In 1832 Robert Hayne, the Senator from South Carolina, was elected Governor of the state and resigned his seat in Congress. The State chose Calhoun to replace him and since he had been shut out of the Jackson administration he resigned as Vice President, the first to do so, the office remained vacant until the next election. After the loss of Hamilton and finding themselves on the wrong side of many historical events such as the War of 1812 the Federalists has been slowly losing power. At the time a new party emerged to oppose Andrew Jackson, they called themselves the Whig Party. Although Calhoun would support their policies he refused to join due to their anti slavery stance, Calhoun believed slavery to be a necessary evil. After Jackson left the White House Calhoun began to cooperate with President Van Buren to resolve the banking crisis of 1837. In 1843 he resigned from the Senate and returned to South Carolina where he began working to try to win the Presidential election of 1844 but had little support from the Democrats so he never became a serious candidate.
In 1844 Tyler appointed Calhoun to the position of Secretary of State where he resolved the Oregon crisis with the 49th Parallel compromise dividing the territory between the U.S. and Canada. In 1846 he found himself once again negotiating for U.S. territory. When Texas tried to join the Union they found opposition in Congress but he managed to get a compromise and the Senate voted to allow the former Republic to become the 28th state.
Calhoun was elected to the Senate for a second time in 1845 where he first opposed the Mexican American War and any bills that called for new territories to be slave free. Calhoun died from tuberculosis in 1850. He was buried in South Carolina but during the Civil War the Rebels feared the Union troops would desecrate his grave so he was dug up and hidden. In 1871 he was eventually returned and a tomb was built in his honor.

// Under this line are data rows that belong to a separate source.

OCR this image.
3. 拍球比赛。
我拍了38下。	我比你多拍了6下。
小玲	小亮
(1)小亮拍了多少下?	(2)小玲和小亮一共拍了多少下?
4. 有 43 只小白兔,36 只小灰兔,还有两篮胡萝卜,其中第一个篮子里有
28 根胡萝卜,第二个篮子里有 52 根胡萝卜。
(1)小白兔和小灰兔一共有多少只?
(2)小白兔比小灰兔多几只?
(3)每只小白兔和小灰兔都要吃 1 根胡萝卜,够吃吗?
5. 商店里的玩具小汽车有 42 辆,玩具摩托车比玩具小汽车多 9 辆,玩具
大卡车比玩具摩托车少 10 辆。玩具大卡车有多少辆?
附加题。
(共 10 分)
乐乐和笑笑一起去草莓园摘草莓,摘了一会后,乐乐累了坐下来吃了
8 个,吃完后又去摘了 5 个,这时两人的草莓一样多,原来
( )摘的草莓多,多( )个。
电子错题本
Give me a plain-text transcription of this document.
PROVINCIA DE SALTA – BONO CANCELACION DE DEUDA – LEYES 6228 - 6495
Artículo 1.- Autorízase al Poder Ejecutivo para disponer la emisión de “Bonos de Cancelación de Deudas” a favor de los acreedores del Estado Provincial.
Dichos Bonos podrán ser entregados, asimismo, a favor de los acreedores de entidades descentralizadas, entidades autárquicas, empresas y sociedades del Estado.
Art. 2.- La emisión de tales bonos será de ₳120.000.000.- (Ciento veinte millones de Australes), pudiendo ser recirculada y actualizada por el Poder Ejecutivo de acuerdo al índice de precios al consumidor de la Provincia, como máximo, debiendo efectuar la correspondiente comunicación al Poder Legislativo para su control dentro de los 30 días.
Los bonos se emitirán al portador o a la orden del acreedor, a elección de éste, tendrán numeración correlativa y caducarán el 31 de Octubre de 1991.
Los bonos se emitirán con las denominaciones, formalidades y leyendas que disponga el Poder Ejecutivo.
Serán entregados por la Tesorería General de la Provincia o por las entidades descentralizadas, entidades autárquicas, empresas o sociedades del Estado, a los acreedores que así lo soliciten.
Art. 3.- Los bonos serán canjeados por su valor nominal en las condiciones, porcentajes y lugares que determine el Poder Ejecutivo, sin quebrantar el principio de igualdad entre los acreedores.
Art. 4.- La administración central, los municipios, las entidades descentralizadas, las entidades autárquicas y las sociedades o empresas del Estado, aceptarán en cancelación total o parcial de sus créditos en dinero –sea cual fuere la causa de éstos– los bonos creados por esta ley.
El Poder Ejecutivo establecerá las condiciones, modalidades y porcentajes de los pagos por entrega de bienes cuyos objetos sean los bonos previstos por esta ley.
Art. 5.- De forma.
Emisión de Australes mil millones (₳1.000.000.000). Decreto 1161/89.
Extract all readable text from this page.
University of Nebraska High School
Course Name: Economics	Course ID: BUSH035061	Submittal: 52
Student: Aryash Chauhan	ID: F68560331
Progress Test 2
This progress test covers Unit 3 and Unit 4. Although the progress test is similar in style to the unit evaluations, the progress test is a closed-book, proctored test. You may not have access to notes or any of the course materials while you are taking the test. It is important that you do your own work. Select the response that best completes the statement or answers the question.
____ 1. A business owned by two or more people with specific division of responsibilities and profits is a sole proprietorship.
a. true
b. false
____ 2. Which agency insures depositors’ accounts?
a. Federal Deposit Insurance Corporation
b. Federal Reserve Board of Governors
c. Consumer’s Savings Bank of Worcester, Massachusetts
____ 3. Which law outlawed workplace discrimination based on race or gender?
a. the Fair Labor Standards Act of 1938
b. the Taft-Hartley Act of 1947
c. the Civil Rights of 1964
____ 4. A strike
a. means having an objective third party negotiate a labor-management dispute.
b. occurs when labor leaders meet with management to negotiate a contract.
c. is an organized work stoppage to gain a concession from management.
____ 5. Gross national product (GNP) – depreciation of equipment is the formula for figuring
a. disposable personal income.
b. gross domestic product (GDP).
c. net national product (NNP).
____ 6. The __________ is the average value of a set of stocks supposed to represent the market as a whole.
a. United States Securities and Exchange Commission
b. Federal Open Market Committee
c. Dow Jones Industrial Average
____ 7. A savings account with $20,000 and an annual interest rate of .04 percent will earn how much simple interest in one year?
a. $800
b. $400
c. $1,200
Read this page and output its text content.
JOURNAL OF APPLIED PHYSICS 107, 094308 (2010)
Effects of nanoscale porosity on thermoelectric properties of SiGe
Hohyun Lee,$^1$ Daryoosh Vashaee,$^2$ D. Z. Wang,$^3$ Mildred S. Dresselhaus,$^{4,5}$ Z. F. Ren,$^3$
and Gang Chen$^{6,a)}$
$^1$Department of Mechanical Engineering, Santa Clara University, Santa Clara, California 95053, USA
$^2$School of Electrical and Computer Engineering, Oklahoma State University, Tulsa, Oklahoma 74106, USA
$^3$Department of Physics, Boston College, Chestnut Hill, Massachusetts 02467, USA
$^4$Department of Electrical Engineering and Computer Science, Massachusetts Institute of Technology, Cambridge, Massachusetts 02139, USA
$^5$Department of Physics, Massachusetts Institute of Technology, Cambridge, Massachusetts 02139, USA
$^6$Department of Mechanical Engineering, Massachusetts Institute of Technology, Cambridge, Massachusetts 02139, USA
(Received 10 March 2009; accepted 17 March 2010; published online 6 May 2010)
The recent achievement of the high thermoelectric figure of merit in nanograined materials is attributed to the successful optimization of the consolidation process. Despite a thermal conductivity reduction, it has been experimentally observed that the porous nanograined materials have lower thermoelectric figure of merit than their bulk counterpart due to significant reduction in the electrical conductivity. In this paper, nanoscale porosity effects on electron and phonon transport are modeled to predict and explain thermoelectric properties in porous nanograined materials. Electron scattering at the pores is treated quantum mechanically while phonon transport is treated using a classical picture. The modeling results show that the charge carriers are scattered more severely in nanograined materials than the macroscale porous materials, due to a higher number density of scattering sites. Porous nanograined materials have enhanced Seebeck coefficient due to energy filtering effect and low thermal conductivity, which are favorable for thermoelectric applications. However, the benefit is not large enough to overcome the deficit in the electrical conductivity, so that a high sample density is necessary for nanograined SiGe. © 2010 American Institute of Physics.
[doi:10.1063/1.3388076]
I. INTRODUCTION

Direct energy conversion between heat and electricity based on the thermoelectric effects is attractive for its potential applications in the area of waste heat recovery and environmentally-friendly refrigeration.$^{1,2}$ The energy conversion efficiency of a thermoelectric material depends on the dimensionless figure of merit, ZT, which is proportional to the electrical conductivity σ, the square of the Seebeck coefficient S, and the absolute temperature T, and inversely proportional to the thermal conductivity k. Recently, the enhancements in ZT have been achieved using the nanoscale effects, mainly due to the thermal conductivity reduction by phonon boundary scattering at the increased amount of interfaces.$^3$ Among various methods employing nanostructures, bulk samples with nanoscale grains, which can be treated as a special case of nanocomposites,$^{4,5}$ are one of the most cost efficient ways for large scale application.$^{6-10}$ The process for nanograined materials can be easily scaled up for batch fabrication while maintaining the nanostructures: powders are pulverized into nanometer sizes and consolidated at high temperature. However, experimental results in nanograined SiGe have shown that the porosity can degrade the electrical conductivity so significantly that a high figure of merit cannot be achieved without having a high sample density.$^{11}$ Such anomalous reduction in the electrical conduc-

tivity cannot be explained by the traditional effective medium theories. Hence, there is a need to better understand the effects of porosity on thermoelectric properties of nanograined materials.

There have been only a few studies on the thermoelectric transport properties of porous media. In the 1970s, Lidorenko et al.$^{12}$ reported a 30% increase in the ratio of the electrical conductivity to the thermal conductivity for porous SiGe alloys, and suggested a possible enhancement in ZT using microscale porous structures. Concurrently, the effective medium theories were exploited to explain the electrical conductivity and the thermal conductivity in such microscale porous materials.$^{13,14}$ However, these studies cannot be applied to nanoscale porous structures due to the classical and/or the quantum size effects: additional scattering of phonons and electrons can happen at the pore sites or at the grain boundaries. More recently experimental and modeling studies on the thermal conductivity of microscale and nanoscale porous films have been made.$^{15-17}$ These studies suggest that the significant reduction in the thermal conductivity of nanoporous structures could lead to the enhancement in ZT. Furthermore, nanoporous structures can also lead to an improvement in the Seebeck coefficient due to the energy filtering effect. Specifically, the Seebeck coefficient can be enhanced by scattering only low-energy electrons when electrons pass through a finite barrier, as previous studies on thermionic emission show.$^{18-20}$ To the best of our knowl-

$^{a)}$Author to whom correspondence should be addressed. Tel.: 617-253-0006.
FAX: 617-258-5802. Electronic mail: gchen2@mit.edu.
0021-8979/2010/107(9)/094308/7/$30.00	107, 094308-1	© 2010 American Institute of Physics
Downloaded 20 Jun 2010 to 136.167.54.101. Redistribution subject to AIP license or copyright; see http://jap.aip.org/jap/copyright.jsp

John C. Calhoun was one of the most powerful individuals to occupy the office of the Vice Presidency. He was a firm believer in the rights of the minority but at the same time he supported slavery. His actions were a catalyst that led to the Civil War. He pushed for war with the British in 1812 but negotiated a peaceful compromise over Oregon thus preventing a third war. He supported Texas joining the Union but he opposed the Mexican American War and the expansion of U.S. territory in the West. He was a confusing individual who actually had a lasting effect on the Vice Presidency, future Presidents would take a greater hand in the selection of the Vice President to avoid the kind of clashes that existed between Jackson and Calhoun.